'We were under financial pressure,' disgraced former dean says

The ex-head of two colleges says they took in more students than permitted to make ends meet

PUBLISHED : Saturday, 12 January, 2013, 12:00am
UPDATED : Saturday, 12 January, 2013, 3:12am

The former dean of two colleges that wildly exceeded their enrolment limits said yesterday that the schools had been under financial pressure to take in more students.

Dr Edward Fung Pui-wing, who stepped down last year as dean of Community College and the Institute of Further Education - both affiliated with Lingnan University - told the South China Morning Post: "Over the years, there has been financial pressure … honestly, my main responsibility was to keep the finances [of the schools] in a good condition."

A panel of inquiry set up by the university released a report on Thursday that found the total enrolment of the two schools exceeded 8,000, while the university last year set the threshold at 5,800. The panel criticised Fung for failing to adhere to the enrolment limit.

Fung said Community College had for many years taken in only a few hundred students, until the current academic year.

Among its financial problems, the college faced a challenging debt repayment schedule related to the construction of a building several years ago, he said.

While he said he respected the panel's findings, Fung argued that attempts to upgrade facilities and boost the schools' capacity ran into a "lack of co-ordination" with the university.
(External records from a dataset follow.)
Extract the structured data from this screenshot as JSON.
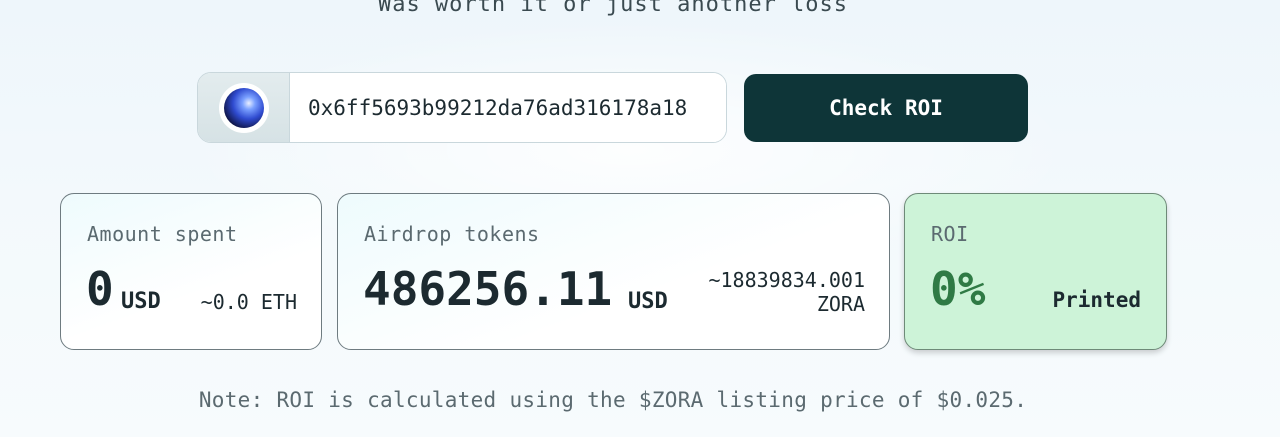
{
  "header": {
    "subtitle": "Was worth it or just another loss"
  },
  "search": {
    "address": "0x6ff5693b99212da76ad316178a18",
    "button_label": "Check ROI"
  },
  "cards": {
    "spent": {
      "label": "Amount spent",
      "value": "0",
      "unit": "USD",
      "sub": "~0.0 ETH"
    },
    "airdrop": {
      "label": "Airdrop tokens",
      "value": "486256.11",
      "unit": "USD",
      "sub_amount": "~18839834.001",
      "sub_token": "ZORA"
    },
    "roi": {
      "label": "ROI",
      "value": "0%",
      "status": "Printed"
    }
  },
  "note": "Note: ROI is calculated using the $ZORA listing price of $0.025.",
  "colors": {
    "button_bg": "#0e3538",
    "roi_card_bg": "#cdf3d8",
    "roi_value": "#2f7a45"
  }
}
Lingnan administrators had shown little flexibility in approving procurement requests, he said. Students had complained of a shortage of space, and in some cases, had no place to sit during classes.

A university spokeswoman rejected Fung's explanation, saying the panel's report stated he had failed to follow appropriate procedures for the upgrading projects.

The spokeswoman said established procedures and time requirements for projects must be in place to ensure consistency in decisions and quality.

Although the government requires self-financed institutions to operate separately from their university affiliates, many schools remain administratively or financially attached to the main campus.

In the case of Lingnan University, it received 20 per cent of tuition fees and related income paid to Community College and the Institute of Further Education every year as a "contribution fee", Fung said. He estimated that by enrolling 8,000 students this academic year, the university was set to receive at least HK$50 million from the two colleges, based on an average tuition fee of HK$35,000 per year.

Student advocate Chao Suet-ying said Fung was being irresponsible by blaming others.

"If you are facing financial pressure to enrol more students, but encounter problems and blame the university administration, then you are being irresponsible. He was the dean of the schools," she said.

Lawmaker Dr Kenneth Chan Ka-lok told a Legislative Council panel addressing oversight of self-financed programmes that enrolling an excessive number of students to reach a target without thorough planning was "unacceptable".

Speaking at the same meeting, Dr Fernando Cheung Chiu-hung said: "Education is not a business. We should all be ashamed as we are talking about people with doctorates and professors [running the schools]."